Of course, sitting out the game completely is an even more challenging hurdle for the prospect, who before this season had never visited the disabled list as a professional. He didn’t play this past Saturday, the day after he was deemed clear to return to action.

“When they tell you those days where they don’t want you doing anything, you check out almost,” said Bradley. “You’re like ‘I can’t do anything,’ so you try and find ways to make yourself better on days you know you can’t do anything physically, whether it’s watching pitchers you may see down the road or working on some mental aspect of the game.”

Bradley’s manager says that despite Bradley’s eagerness to return to full all-around duties, he knows the player comprehends the merit behind the DH-OF-off-day rotation.

“He understands that he has to get his shoulder stronger and that he’s going to benefit from it. His attitude and makeup have been great,” stated Gary DiSarcina. “For the next week or two, we’re going to progress him and get his strength built up. If you explain something to a player and give them a plan, they may (fuss) about it in the beginning, but they understand that it’s best for them.”

As far as Bradley knowing ahead of time what his in-game activities will or will not entail, DiSarcina mentioned that he has sat down with PawSox trainer Jon Jochim and discussed the mapped-out strategy. The only request on the skipper’s part is to have knowledge of Bradley’s availability one day ahead of time.

“For him personally, I don’t want to look too far ahead,” said DiSarcina.

The player himself expressed quite clearly the desire to not have things kept under wraps.

“I prefer to know; I don’t want to live in mystery, especially when it comes to baseball,” Bradley remarked. “I want to know the truth up front and be honest.”

The idea of compensating by taking fly balls on the days Bradley is strictly a hitter is something he’s refrained from.

“Nothing extra. It’s called a routine for a reason, you know. You don’t want to deviate from it,” Bradley expressed. “My routine is pretty simple. I do the same thing every single day and that’s what prepares me mentally and physically.”

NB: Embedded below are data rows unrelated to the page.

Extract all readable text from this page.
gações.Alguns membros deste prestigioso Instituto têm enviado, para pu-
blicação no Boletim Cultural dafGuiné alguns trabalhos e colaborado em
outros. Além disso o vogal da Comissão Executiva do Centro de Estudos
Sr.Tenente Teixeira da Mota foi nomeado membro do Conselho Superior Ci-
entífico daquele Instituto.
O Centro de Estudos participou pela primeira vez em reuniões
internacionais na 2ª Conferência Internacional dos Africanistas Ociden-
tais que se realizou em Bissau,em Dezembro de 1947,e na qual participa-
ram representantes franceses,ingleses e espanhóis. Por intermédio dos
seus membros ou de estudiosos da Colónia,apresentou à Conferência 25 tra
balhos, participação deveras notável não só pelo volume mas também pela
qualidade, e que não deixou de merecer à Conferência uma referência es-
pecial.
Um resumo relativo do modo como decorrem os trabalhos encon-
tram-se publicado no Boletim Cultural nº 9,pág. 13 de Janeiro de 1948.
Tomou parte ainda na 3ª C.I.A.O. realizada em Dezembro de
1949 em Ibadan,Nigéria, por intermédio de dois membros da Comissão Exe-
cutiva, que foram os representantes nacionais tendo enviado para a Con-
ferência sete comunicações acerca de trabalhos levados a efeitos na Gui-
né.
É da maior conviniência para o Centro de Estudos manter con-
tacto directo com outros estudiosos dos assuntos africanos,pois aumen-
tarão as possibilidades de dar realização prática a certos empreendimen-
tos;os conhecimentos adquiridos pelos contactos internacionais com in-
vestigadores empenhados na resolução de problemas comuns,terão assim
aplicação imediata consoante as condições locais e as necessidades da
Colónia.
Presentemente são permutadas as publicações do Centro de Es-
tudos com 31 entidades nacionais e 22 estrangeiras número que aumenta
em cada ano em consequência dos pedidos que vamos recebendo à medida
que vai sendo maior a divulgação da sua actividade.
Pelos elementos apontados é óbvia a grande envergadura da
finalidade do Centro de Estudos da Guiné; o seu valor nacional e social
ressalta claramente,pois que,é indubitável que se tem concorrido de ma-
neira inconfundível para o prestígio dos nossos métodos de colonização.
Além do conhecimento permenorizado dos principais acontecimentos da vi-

Since he’s still in the process of getting back in the swing of things, Bradley hasn’t given much thought to when he will become a two-way contributor on a regular basis. Until further notice, he’s subjected to a mending program that can be described as “baby steps.”

“I feel great and glad to be back out there and get in the rhythm of things,” said Bradley – even if that rhythm is a bit slower than he’d like.